Cependant, le gouvernement a tenu «à rappeler que les espaces humanitaires se sauraient servir de base ou de refuge pour des terroristes».

«Il invite, par conséquent, les personnes sous protection internationale à se départir de tout acte incompatible avec leur statut et en appelle à l’ensemble des acteurs en charge de la gestion de ces camps à plus de rigueur et de vigilance», a indiqué le ministre Dandjinou.

Selon les témoignages rapportés lundi par le Haut-commissariat des Nations-Unies pour les réfugiés (HCR), les réfugiés ont été ordonnés de quitter le camp dans les 72 heures, sous peine de mort.

Le porte-parole du gouvernement Dandjinou a démenti ce mardi «toute information sur un éventuel ultimatum donné aux réfugiés pour quitter le camp».

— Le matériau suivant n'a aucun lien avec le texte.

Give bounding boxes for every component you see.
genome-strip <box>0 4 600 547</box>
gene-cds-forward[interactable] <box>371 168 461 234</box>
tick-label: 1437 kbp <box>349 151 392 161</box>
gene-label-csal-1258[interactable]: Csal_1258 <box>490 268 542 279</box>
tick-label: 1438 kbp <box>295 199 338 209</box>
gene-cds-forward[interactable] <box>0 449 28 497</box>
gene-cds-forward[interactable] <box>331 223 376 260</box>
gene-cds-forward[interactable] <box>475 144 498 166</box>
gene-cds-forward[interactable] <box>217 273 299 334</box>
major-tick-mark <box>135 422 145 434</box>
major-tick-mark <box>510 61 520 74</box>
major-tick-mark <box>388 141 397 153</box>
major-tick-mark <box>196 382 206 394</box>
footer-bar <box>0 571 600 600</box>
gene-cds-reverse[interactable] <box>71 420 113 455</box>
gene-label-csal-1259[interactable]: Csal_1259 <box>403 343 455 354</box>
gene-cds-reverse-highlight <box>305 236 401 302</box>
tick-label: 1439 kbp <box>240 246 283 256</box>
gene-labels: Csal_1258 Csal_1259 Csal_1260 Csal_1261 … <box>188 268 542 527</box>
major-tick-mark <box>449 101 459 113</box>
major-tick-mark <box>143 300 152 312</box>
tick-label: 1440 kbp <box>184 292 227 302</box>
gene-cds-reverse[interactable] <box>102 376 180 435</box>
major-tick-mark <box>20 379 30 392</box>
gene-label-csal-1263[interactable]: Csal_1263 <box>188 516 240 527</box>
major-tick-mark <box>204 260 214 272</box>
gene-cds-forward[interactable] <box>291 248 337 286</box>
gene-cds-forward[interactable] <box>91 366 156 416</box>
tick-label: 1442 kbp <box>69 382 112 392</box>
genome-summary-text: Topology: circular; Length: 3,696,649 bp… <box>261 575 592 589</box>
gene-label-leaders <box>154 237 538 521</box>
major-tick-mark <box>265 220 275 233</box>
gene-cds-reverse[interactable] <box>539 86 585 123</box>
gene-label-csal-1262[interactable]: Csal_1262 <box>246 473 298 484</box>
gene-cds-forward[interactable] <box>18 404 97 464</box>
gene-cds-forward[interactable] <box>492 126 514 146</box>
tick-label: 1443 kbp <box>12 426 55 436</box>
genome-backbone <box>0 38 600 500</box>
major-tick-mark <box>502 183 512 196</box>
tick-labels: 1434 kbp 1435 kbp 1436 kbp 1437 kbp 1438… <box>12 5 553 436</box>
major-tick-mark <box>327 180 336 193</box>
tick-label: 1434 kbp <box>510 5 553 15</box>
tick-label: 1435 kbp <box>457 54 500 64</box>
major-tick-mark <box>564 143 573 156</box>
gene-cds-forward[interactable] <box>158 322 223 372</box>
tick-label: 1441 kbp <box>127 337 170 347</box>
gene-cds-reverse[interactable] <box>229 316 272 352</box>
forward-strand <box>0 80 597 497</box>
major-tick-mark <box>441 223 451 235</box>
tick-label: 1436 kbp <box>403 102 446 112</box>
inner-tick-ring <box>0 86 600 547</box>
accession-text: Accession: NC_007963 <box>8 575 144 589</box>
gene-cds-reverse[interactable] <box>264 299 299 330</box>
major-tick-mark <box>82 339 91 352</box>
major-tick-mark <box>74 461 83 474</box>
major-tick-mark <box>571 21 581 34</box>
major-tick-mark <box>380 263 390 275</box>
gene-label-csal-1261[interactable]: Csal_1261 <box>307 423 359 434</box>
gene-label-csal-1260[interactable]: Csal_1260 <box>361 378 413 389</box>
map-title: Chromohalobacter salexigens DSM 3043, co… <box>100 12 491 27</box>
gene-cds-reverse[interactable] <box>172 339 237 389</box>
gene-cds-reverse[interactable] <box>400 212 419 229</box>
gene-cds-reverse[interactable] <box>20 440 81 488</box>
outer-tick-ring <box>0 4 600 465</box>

Lundi, le HCR qui a évacué en novembre 2019 son personnel de Mentao, a réitéré son appel au gouvernement du Burkina Faso d’autoriser la relocalisation des réfugiés vivant dans le camp vers un endroit plus sûr.

Selon le ministre Dandjinou, «le gouvernement est disposé à effectuer la relocalisation des réfugiés du camp de Mentao dans les meilleurs délais et procéder au renforcement de la sécurité des camps avec le concours de ses partenaires».